I am a firm believer in making the most of each moment of your life. Being a person who spends a lot of time in imaginary worlds, this is a trait I work on consciously with varying degrees of success.
I said I believe it. I didn’t say I was good at it.
Anyway, I also believe it is important to know where you came from. Your history tells you a lot of valuable things about who you are. My immediate history, of course, is my most personal one. I was born in Nashville, Tennessee. My parents are Jane Van Arsdell and Robert Bainbridge. I have blue eyes because both of my parents have blue eyes. I love home and family like my Aunt Margaret loved home and family. I got pregnant quickly and easily, and my aunt has eight children, my grandmother had five (three lived to adulthood), her mother had nine. There is a strain of lunacy that comes down through the generations, and, well, just ask my husband. Genetically linked? Who can say, but the evidence is persuasive.

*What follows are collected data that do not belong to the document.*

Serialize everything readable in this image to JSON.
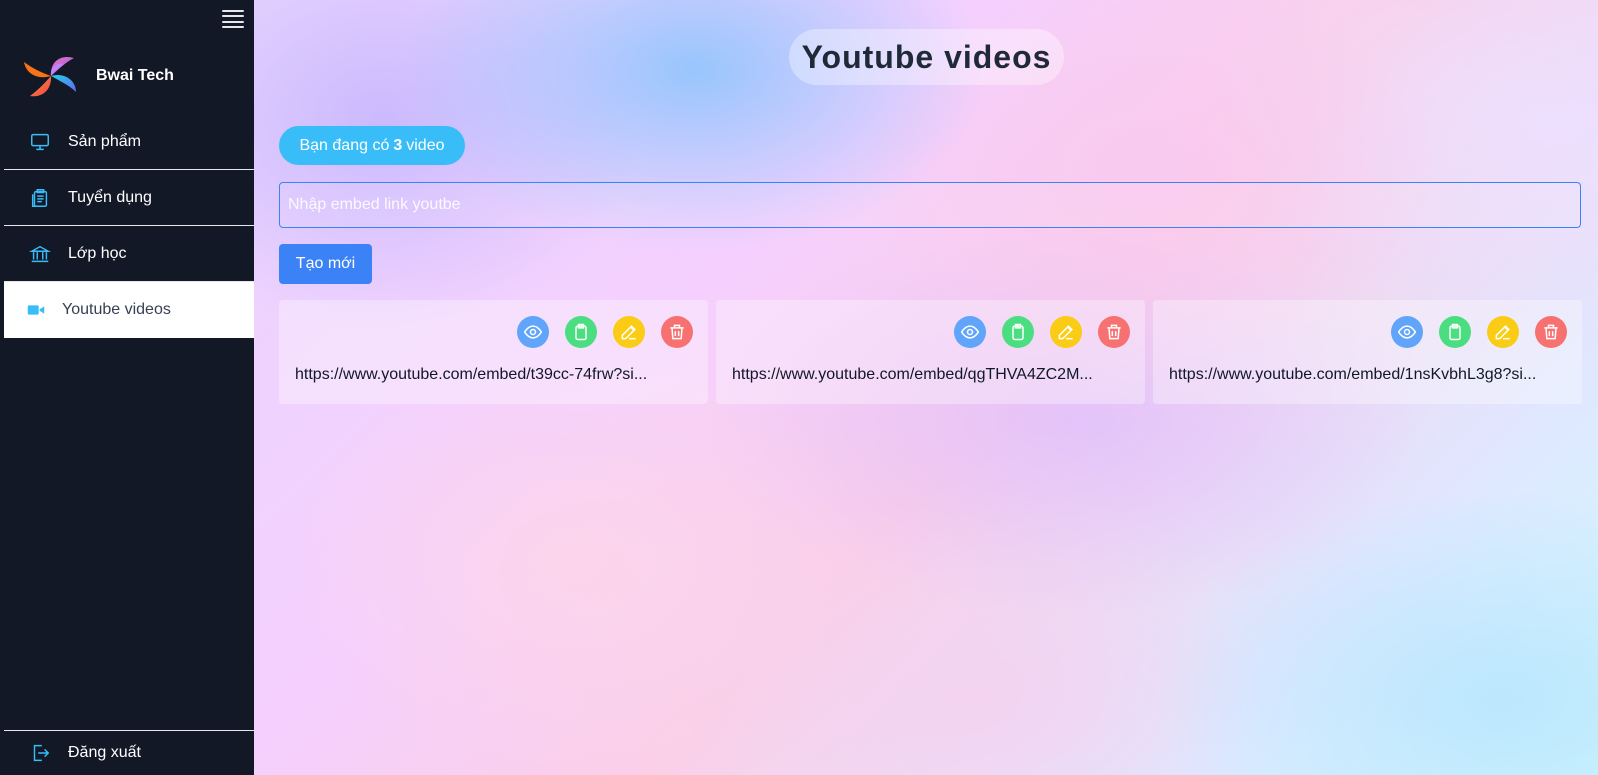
{
  "sidebar": {
    "brand": {
      "name": "Bwai Tech"
    },
    "items": [
      {
        "label": "Sản phẩm",
        "icon": "monitor-icon"
      },
      {
        "label": "Tuyển dụng",
        "icon": "clipboard-list-icon"
      },
      {
        "label": "Lớp học",
        "icon": "building-columns-icon"
      },
      {
        "label": "Youtube videos",
        "icon": "video-camera-icon",
        "active": true
      }
    ],
    "logout": {
      "label": "Đăng xuất",
      "icon": "logout-icon"
    }
  },
  "main": {
    "title": "Youtube videos",
    "count": {
      "prefix": "Bạn đang có",
      "value": "3",
      "suffix": "video"
    },
    "input": {
      "placeholder": "Nhập embed link youtbe",
      "value": ""
    },
    "create_label": "Tạo mới",
    "videos": [
      {
        "url": "https://www.youtube.com/embed/t39cc-74frw?si..."
      },
      {
        "url": "https://www.youtube.com/embed/qgTHVA4ZC2M..."
      },
      {
        "url": "https://www.youtube.com/embed/1nsKvbhL3g8?si..."
      }
    ],
    "actions": [
      "eye-icon",
      "clipboard-icon",
      "edit-icon",
      "trash-icon"
    ]
  },
  "colors": {
    "sidebar_bg": "#121826",
    "accent_blue": "#3b82f6",
    "pill_blue": "#38bdf8",
    "view": "#60a5fa",
    "copy": "#4ade80",
    "edit": "#facc15",
    "delete": "#f87171"
  }
}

My maiden name is Bainbridge, an ancient Anglo-Saxon name with most of its roots in Northern England (Lancastershire, Northumberland, Yorkshire). Because of a genealogy search I discovered that some of my direct ancestors immigrated to the United States in 1732 from Yorkshire. When my husband took me to England in 2004, I was eager to see if there were still any signs of the Bainbridge family in Yorkshire. I found one.
We were strolling through Haworth in Yorkshire, making our way to the Bronte parsonage. There, big as life, was a shop called Venables and Bainbridge. I was so excited! Was it possible that I shared a common ancestor with the shop proprietors? I looked in the window to see what they sold.
It was books. Venables and Bainbridge is a bookstore. Who knew that loving books (and writing them) would be a genetically linked trait?
What does your ancestry reveal about you?